At Sander Architects we are in love with stairs. We like to treat them as sculpture in the space and as an opportunity to make a something unique for each of our projects.

They have become one of our design signatures.

We try not to repeat ourselves. There are so many materials and methods, so many ways to connect one level with another that every project can have its own statement “sculpture.”

Yes, a set of stairs—or steps as they are often referred to when outside—are a way of moving between levels. Yes, stairs and their railings are mostly about providing a safe way of making that transition. Yes, they are subject to many codes and requirements. Still, they give the designer and homeowner a dramatic way to create a focal point in a project.
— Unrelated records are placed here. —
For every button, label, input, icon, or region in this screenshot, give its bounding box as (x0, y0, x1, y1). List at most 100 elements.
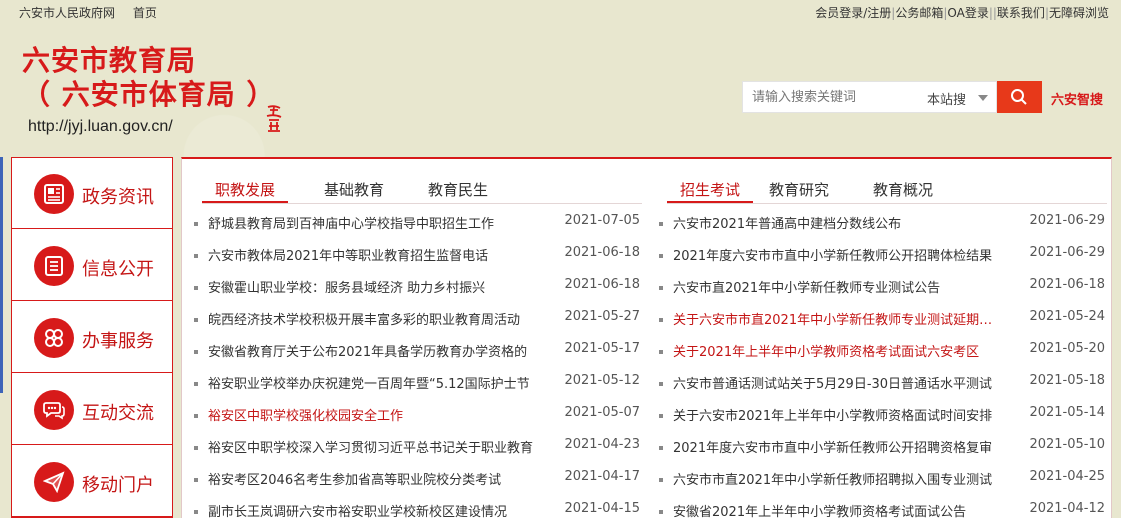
tab-admissions[interactable]: 招生考试 (667, 179, 753, 203)
news-date: 2021-04-17 (564, 469, 640, 484)
bullet (194, 286, 198, 290)
search-scope-select[interactable]: 本站搜 (927, 89, 966, 108)
news-title[interactable]: 裕安考区2046名考生参加省高等职业院校分类考试 (208, 469, 538, 488)
news-date: 2021-05-24 (1029, 309, 1105, 324)
side-icon-wrap (34, 246, 74, 286)
news-title[interactable]: 六安市2021年普通高中建档分数线公布 (673, 213, 1003, 232)
side-icon-wrap (34, 390, 74, 430)
news-title[interactable]: 裕安区中职学校深入学习贯彻习近平总书记关于职业教育 (208, 437, 538, 456)
paper-plane-icon (43, 471, 65, 493)
search-icon (1011, 89, 1027, 105)
news-date: 2021-04-25 (1029, 469, 1105, 484)
bullet (659, 478, 663, 482)
news-date: 2021-04-12 (1029, 501, 1105, 516)
site-url: http://jyj.luan.gov.cn/ (28, 118, 173, 135)
tab-research[interactable]: 教育研究 (759, 179, 839, 203)
mail-link[interactable]: 公务邮箱 (895, 6, 943, 20)
news-title[interactable]: 2021年度六安市市直中小学新任教师公开招聘资格复审 (673, 437, 1003, 456)
news-date: 2021-06-18 (564, 245, 640, 260)
tab-divider (202, 203, 642, 204)
chat-bubbles-icon (43, 402, 65, 420)
site-logo[interactable]: 六安市教育局 （ 六安市体育局 ） (22, 44, 276, 112)
news-title[interactable]: 关于2021年上半年中小学教师资格考试面试六安考区 (673, 341, 1003, 360)
left-edge-bar (0, 157, 3, 393)
seal-stamp-icon (266, 105, 282, 132)
newspaper-icon (44, 184, 64, 204)
sidebar-item-label: 办事服务 (82, 331, 154, 352)
clover-grid-icon (45, 329, 63, 347)
bullet (659, 318, 663, 322)
news-title[interactable]: 副市长王岚调研六安市裕安职业学校新校区建设情况 (208, 501, 538, 518)
news-title[interactable]: 安徽省2021年上半年中小学教师资格考试面试公告 (673, 501, 1003, 518)
news-title[interactable]: 六安市市直2021年中小学新任教师招聘拟入围专业测试 (673, 469, 1003, 488)
news-title[interactable]: 安徽霍山职业学校：服务县域经济 助力乡村振兴 (208, 277, 538, 296)
news-title[interactable]: 2021年度六安市市直中小学新任教师公开招聘体检结果 (673, 245, 1003, 264)
news-title[interactable]: 皖西经济技术学校积极开展丰富多彩的职业教育周活动 (208, 309, 538, 328)
bullet (194, 350, 198, 354)
tab-livelihood[interactable]: 教育民生 (418, 179, 498, 203)
search-button[interactable] (997, 81, 1042, 113)
tab-divider (667, 203, 1107, 204)
sidebar-item-interaction[interactable]: 互动交流 (12, 374, 172, 445)
news-date: 2021-05-27 (564, 309, 640, 324)
oa-link[interactable]: OA登录 (947, 6, 988, 20)
accessible-link[interactable]: 无障碍浏览 (1049, 6, 1109, 20)
news-date: 2021-05-17 (564, 341, 640, 356)
gov-site-link[interactable]: 六安市人民政府网 (19, 6, 115, 20)
news-date: 2021-06-18 (1029, 277, 1105, 292)
news-date: 2021-05-10 (1029, 437, 1105, 452)
news-title[interactable]: 裕安职业学校举办庆祝建党一百周年暨“5.12国际护士节 (208, 373, 538, 392)
top-bar: 六安市人民政府网 首页 会员登录/注册|公务邮箱|OA登录||联系我们|无障碍浏… (0, 0, 1121, 24)
bullet (194, 254, 198, 258)
news-title[interactable]: 安徽省教育厅关于公布2021年具备学历教育办学资格的 (208, 341, 538, 360)
bullet (659, 446, 663, 450)
news-date: 2021-04-15 (564, 501, 640, 516)
sidebar-item-label: 互动交流 (82, 403, 154, 424)
document-list-icon (45, 256, 63, 276)
news-title[interactable]: 关于六安市2021年上半年中小学教师资格面试时间安排 (673, 405, 1003, 424)
home-link[interactable]: 首页 (133, 6, 157, 20)
news-title[interactable]: 裕安区中职学校强化校园安全工作 (208, 405, 538, 424)
bullet (659, 414, 663, 418)
news-date: 2021-06-29 (1029, 213, 1105, 228)
sidebar-item-news[interactable]: 政务资讯 (12, 158, 172, 229)
sidebar-item-services[interactable]: 办事服务 (12, 302, 172, 373)
news-title[interactable]: 舒城县教育局到百神庙中心学校指导中职招生工作 (208, 213, 538, 232)
news-date: 2021-05-18 (1029, 373, 1105, 388)
side-icon-wrap (34, 318, 74, 358)
chevron-down-icon[interactable] (978, 95, 988, 101)
bullet (194, 478, 198, 482)
sidebar-item-label: 信息公开 (82, 259, 154, 280)
sidebar: 政务资讯 信息公开 办事服务 互动交流 移动门户 (11, 157, 173, 518)
site-title-line2: （ 六安市体育局 ） (22, 78, 276, 111)
news-date: 2021-05-07 (564, 405, 640, 420)
side-icon-wrap (34, 462, 74, 502)
bullet (194, 414, 198, 418)
news-title[interactable]: 六安市直2021年中小学新任教师专业测试公告 (673, 277, 1003, 296)
bullet (659, 382, 663, 386)
bullet (659, 222, 663, 226)
news-date: 2021-05-14 (1029, 405, 1105, 420)
news-date: 2021-06-29 (1029, 245, 1105, 260)
login-link[interactable]: 会员登录/注册 (815, 6, 891, 20)
tab-basic-education[interactable]: 基础教育 (314, 179, 394, 203)
contact-link[interactable]: 联系我们 (997, 6, 1045, 20)
sidebar-item-label: 移动门户 (82, 475, 154, 496)
sidebar-item-label: 政务资讯 (82, 187, 154, 208)
news-title[interactable]: 关于六安市市直2021年中小学新任教师专业测试延期公告 (673, 309, 1003, 328)
tab-overview[interactable]: 教育概况 (863, 179, 943, 203)
news-title[interactable]: 六安市教体局2021年中等职业教育招生监督电话 (208, 245, 538, 264)
bullet (659, 510, 663, 514)
tab-vocational[interactable]: 职教发展 (202, 179, 288, 203)
sidebar-item-mobile[interactable]: 移动门户 (12, 446, 172, 517)
site-title-line1: 六安市教育局 (22, 44, 197, 77)
news-date: 2021-06-18 (564, 277, 640, 292)
smart-search-link[interactable]: 六安智搜 (1051, 89, 1103, 108)
news-date: 2021-05-12 (564, 373, 640, 388)
bullet (194, 222, 198, 226)
news-date: 2021-05-20 (1029, 341, 1105, 356)
search-input[interactable] (752, 82, 912, 112)
sidebar-item-disclosure[interactable]: 信息公开 (12, 230, 172, 301)
news-date: 2021-04-23 (564, 437, 640, 452)
news-title[interactable]: 六安市普通话测试站关于5月29日-30日普通话水平测试 (673, 373, 1003, 392)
Top residential architects in Los Angeles have been guilty of overlooking this humble means of moving between floors. Not us: we love stairs.


When designing his own house, architect Whitney Sander used the same steel company to fabricate his stairs that were doing the steel for Disney Hall downtown. He likes to joke that it was their smallest project that year. We like to think that the project might be small but still beautiful—and they carve a dramatic diagonal across the otherwise minimalist wall.


In the hands of an uninspired developer, the double staircase of this condominium might have been built from plywood and carpeted. Instead, with a simple change of materials between bamboo flooring and raw steel stairs, this flight becomes one of poetry rather than simple pragmatics.


Just because the flight is short, it does not need to be boring. The stairs in this Palm Springs project become part of a dramatic entry sequence with the addition of a water feature and a line of fire. Truthfully, the site required a level change — and that challenge became an opportunity that literally defines this space.


The entrance to this house in Santa Rosa was carefully choreographed so that, on entering, the visitor would first see the virtuosic ceramic sculptures of the artist who lived there, and admire the two-story curved steel wall on one side of the narrow vertical space. To reach the upper floor, a climb up curved stairs would take the visitor past narrow windows that gave small glimpses of the soon-to-be magnificent view from the great room. These stairs were designed to create an experience.


A set of stark white stairs that float up the back wall of the all-white kitchen with one twist: the fifth tread becomes a counter top. This arrived as a flash of inspiration for architect Whitney Sander and remains one of his favorite design moves in his career.

There are so many more that we could share with you but we hope that this small cross-section illustrates how much creativity can come into play when thinking about the common stair as a piece of sculpture that can define an entire space.